The Solemn Collects are a set of prayers of two types (biddings and collects) used in the Good Friday liturgy of the Episcopal Church (USA), which is published in the 1979 Book of Common Prayer. They are among the most ancient prayers of the Christian church.

==Form==
The Solemn Collects are divided into five sections that address the five major areas of life that intercessory prayer is designed to address: prayers are said seeking God's aid for the Christian church, for all the nations of the world, for those sick and in need, for any not yet reached by the missionary efforts of the Church, and for the people who are praying, that they may act holily and live eternally.

Each section begins with a bidding sung or spoken by a deacon, which invites the congregation to pray silently for a particular set of concerns. A period of silence follows. The celebrant then sings or says a collect which concludes those prayers, after which the deacon gives the next bidding.
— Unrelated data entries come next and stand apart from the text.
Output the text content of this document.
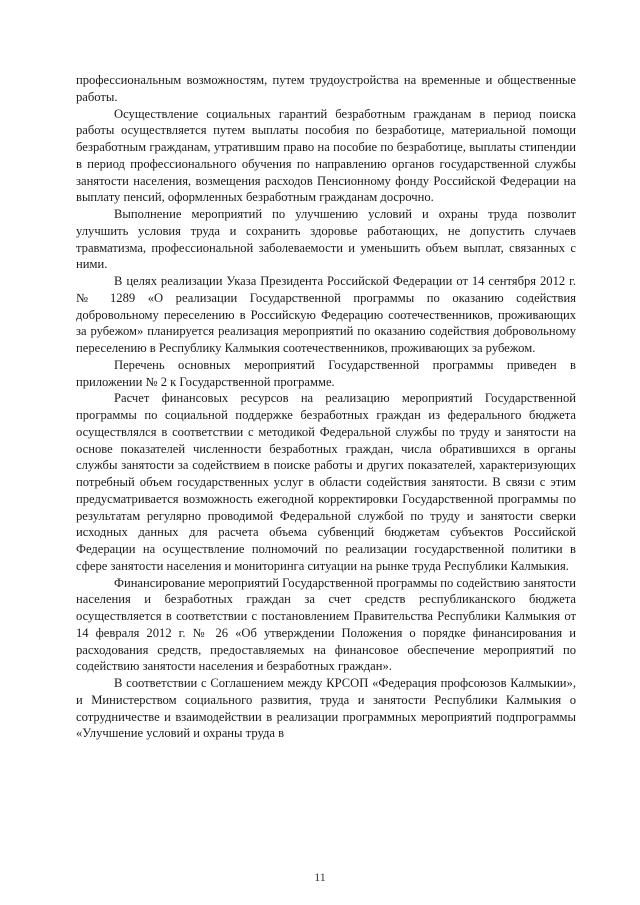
профессиональным возможностям, путем трудоустройства на временные и общественные работы.

Осуществление социальных гарантий безработным гражданам в период поиска работы осуществляется путем выплаты пособия по безработице, материальной помощи безработным гражданам, утратившим право на пособие по безработице, выплаты стипендии в период профессионального обучения по направлению органов государственной службы занятости населения, возмещения расходов Пенсионному фонду Российской Федерации на выплату пенсий, оформленных безработным гражданам досрочно.

Выполнение мероприятий по улучшению условий и охраны труда позволит улучшить условия труда и сохранить здоровье работающих, не допустить случаев травматизма, профессиональной заболеваемости и уменьшить объем выплат, связанных с ними.

В целях реализации Указа Президента Российской Федерации от 14 сентября 2012 г. № 1289 «О реализации Государственной программы по оказанию содействия добровольному переселению в Российскую Федерацию соотечественников, проживающих за рубежом» планируется реализация мероприятий по оказанию содействия добровольному переселению в Республику Калмыкия соотечественников, проживающих за рубежом.

Перечень основных мероприятий Государственной программы приведен в приложении № 2 к Государственной программе.

Расчет финансовых ресурсов на реализацию мероприятий Государственной программы по социальной поддержке безработных граждан из федерального бюджета осуществлялся в соответствии с методикой Федеральной службы по труду и занятости на основе показателей численности безработных граждан, числа обратившихся в органы службы занятости за содействием в поиске работы и других показателей, характеризующих потребный объем государственных услуг в области содействия занятости. В связи с этим предусматривается возможность ежегодной корректировки Государственной программы по результатам регулярно проводимой Федеральной службой по труду и занятости сверки исходных данных для расчета объема субвенций бюджетам субъектов Российской Федерации на осуществление полномочий по реализации государственной политики в сфере занятости населения и мониторинга ситуации на рынке труда Республики Калмыкия.

Финансирование мероприятий Государственной программы по содействию занятости населения и безработных граждан за счет средств республиканского бюджета осуществляется в соответствии с постановлением Правительства Республики Калмыкия от 14 февраля 2012 г. № 26 «Об утверждении Положения о порядке финансирования и расходования средств, предоставляемых на финансовое обеспечение мероприятий по содействию занятости населения и безработных граждан».

В соответствии с Соглашением между КРСОП «Федерация профсоюзов Калмыкии», и Министерством социального развития, труда и занятости Республики Калмыкия о сотрудничестве и взаимодействии в реализации программных мероприятий подпрограммы «Улучшение условий и охраны труда в

11
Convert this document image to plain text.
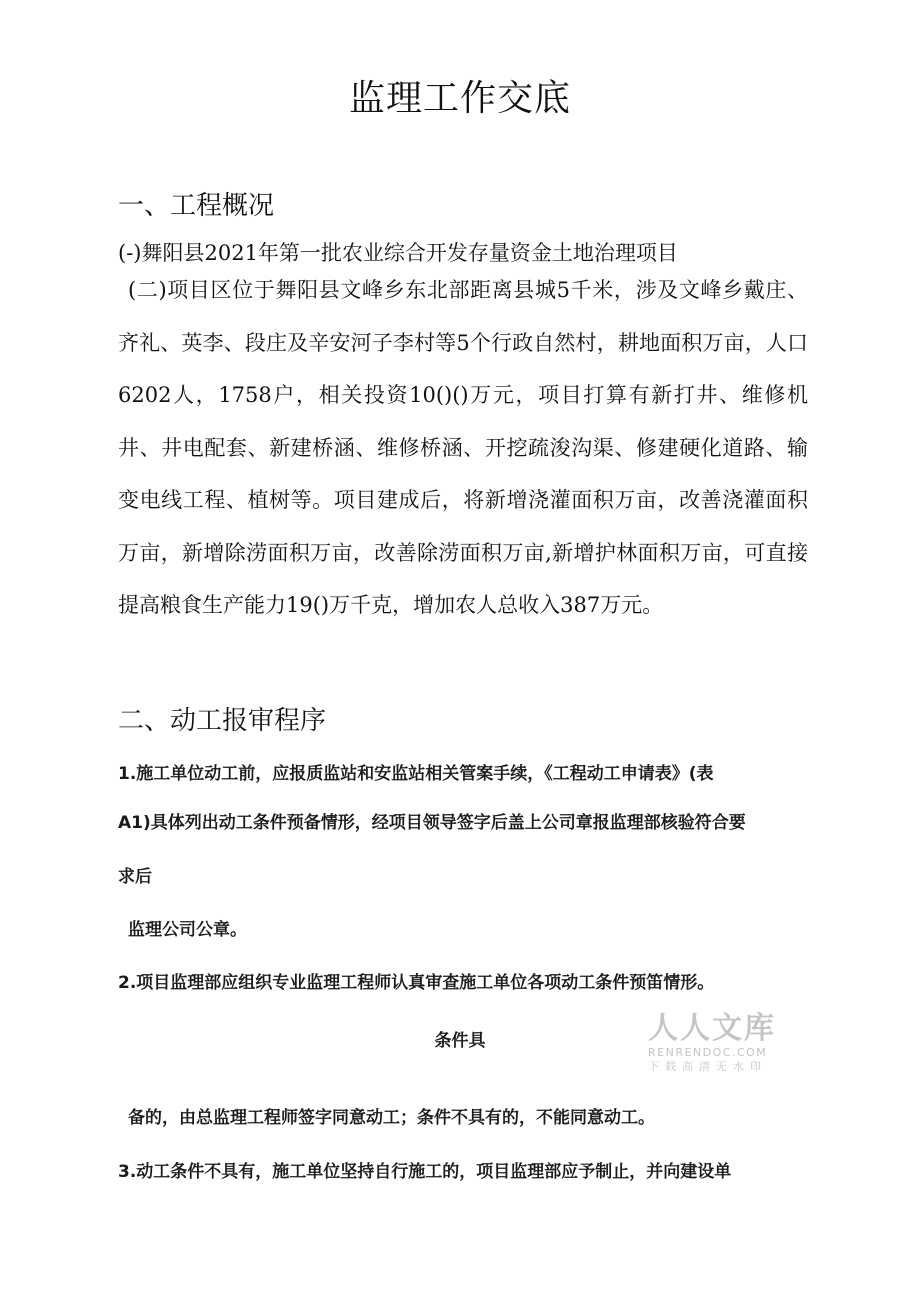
监理工作交底
一、工程概况
(-)舞阳县2021年第一批农业综合开发存量资金土地治理项目

(二)项目区位于舞阳县文峰乡东北部距离县城5千米，涉及文峰乡戴庄、齐礼、英李、段庄及辛安河子李村等5个行政自然村，耕地面积万亩，人口6202人，1758户，相关投资10()()万元，项目打算有新打井、维修机井、井电配套、新建桥涵、维修桥涵、开挖疏浚沟渠、修建硬化道路、输变电线工程、植树等。项目建成后，将新增浇灌面积万亩，改善浇灌面积万亩，新增除涝面积万亩，改善除涝面积万亩,新增护林面积万亩，可直接提高粮食生产能力19()万千克，增加农人总收入387万元。

二、动工报审程序
1.施工单位动工前，应报质监站和安监站相关管案手续，《工程动工申请表》(表
A1)具体列出动工条件预备情形，经项目领导签字后盖上公司章报监理部核验符合要
求后
监理公司公章。
2.项目监理部应组织专业监理工程师认真审查施工单位各项动工条件预笛情形。
条件具
备的，由总监理工程师签字同意动工；条件不具有的，不能同意动工。
3.动工条件不具有，施工单位坚持自行施工的，项目监理部应予制止，并向建设单
人人文库
RENRENDOC.COM
下载高清无水印
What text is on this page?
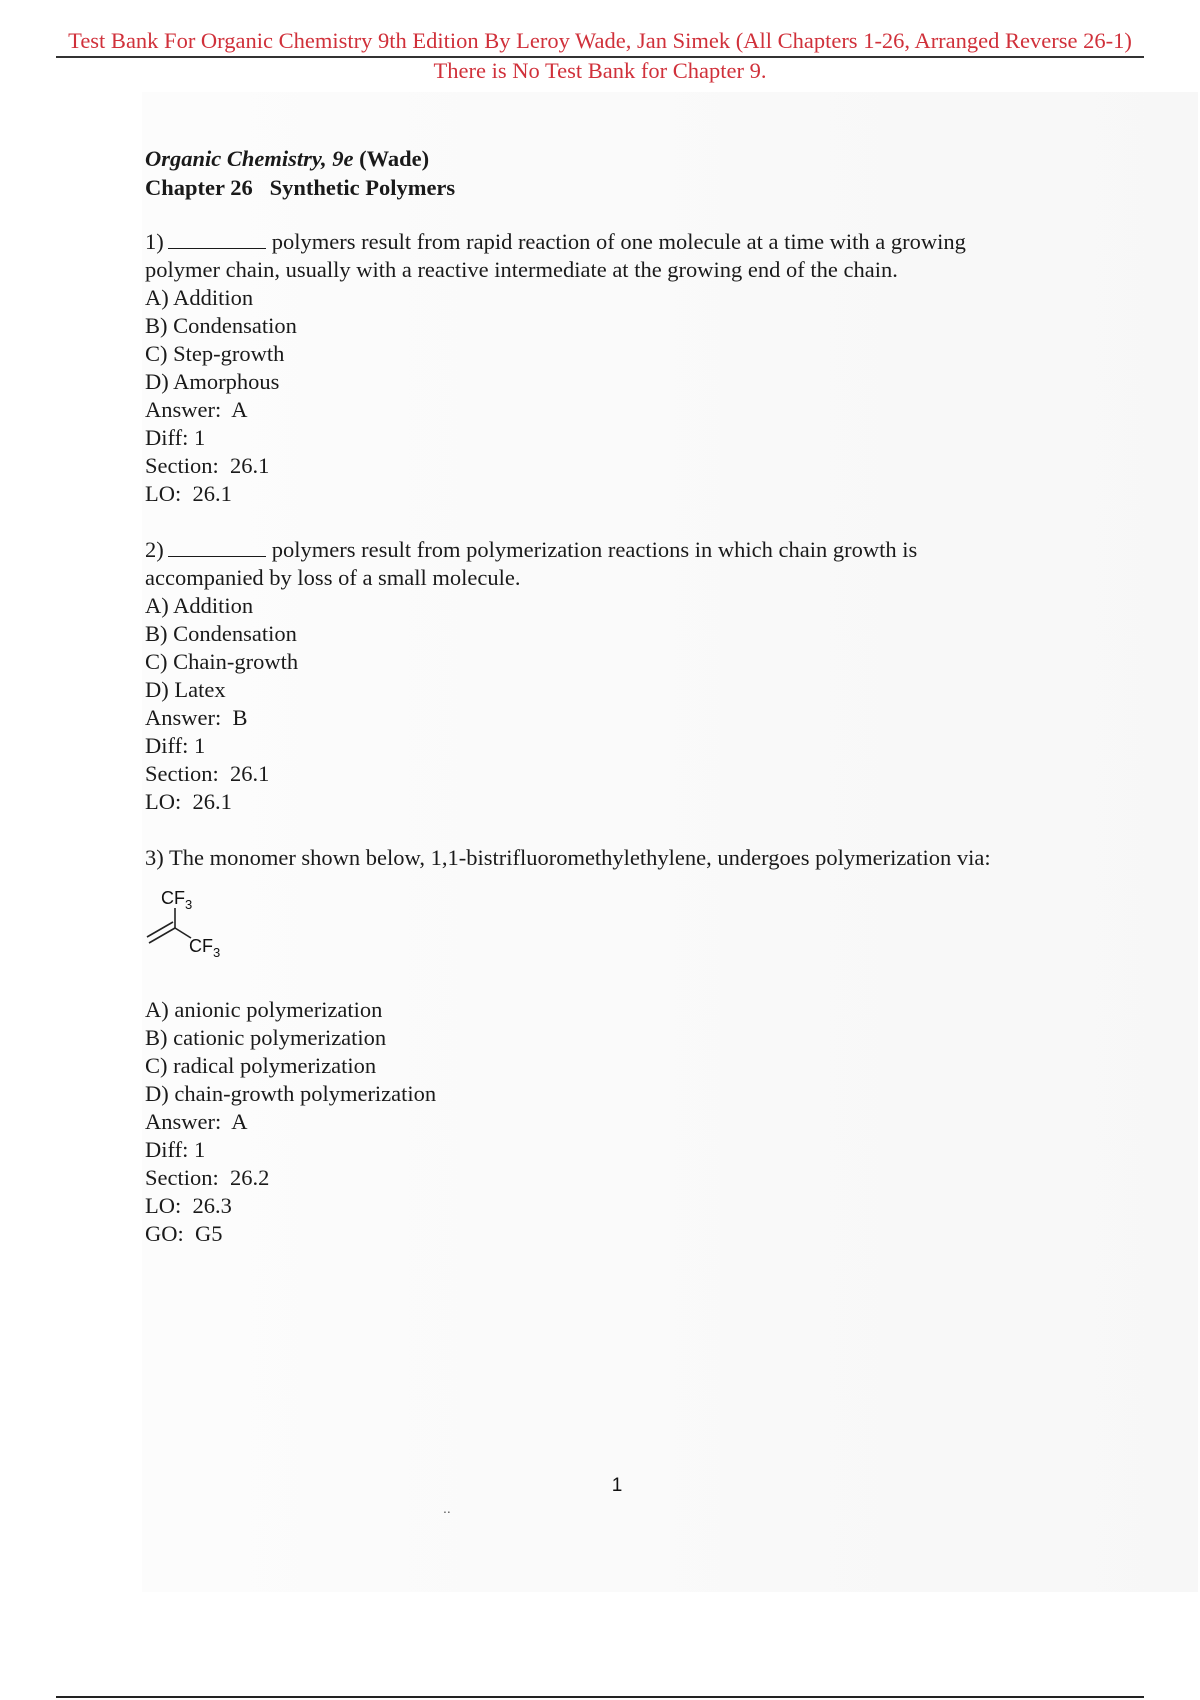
Test Bank For Organic Chemistry 9th Edition By Leroy Wade, Jan Simek (All Chapters 1-26, Arranged Reverse 26-1)
There is No Test Bank for Chapter 9.
Organic Chemistry, 9e (Wade)
Chapter 26   Synthetic Polymers
1)	polymers result from rapid reaction of one molecule at a time with a growing
polymer chain, usually with a reactive intermediate at the growing end of the chain.
A) Addition
B) Condensation
C) Step-growth
D) Amorphous
Answer:  A
Diff: 1
Section:  26.1
LO:  26.1
2)	polymers result from polymerization reactions in which chain growth is
accompanied by loss of a small molecule.
A) Addition
B) Condensation
C) Chain-growth
D) Latex
Answer:  B
Diff: 1
Section:  26.1
LO:  26.1
3) The monomer shown below, 1,1-bistrifluoromethylethylene, undergoes polymerization via:
$CF_3$
$CF_3$
A) anionic polymerization
B) cationic polymerization
C) radical polymerization
D) chain-growth polymerization
Answer:  A
Diff: 1
Section:  26.2
LO:  26.3
GO:  G5
1
..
Traditionally, the congregation stands for each bidding, kneels for silent prayer, and then stands for the collect.

==History==
The exact date of the writing of the Solemn Collects is uncertain: dates as early as the 2nd century AD and as late as the 5th century AD appear in various sources. Some sources suggest that the biddings were written 100–200 years prior to the collects that accompany them. The Solemn Collects appear in the Gelasian Sacramentary and the Gregorian Sacramentary, which mean that they must have entered their modern form by the 8th century.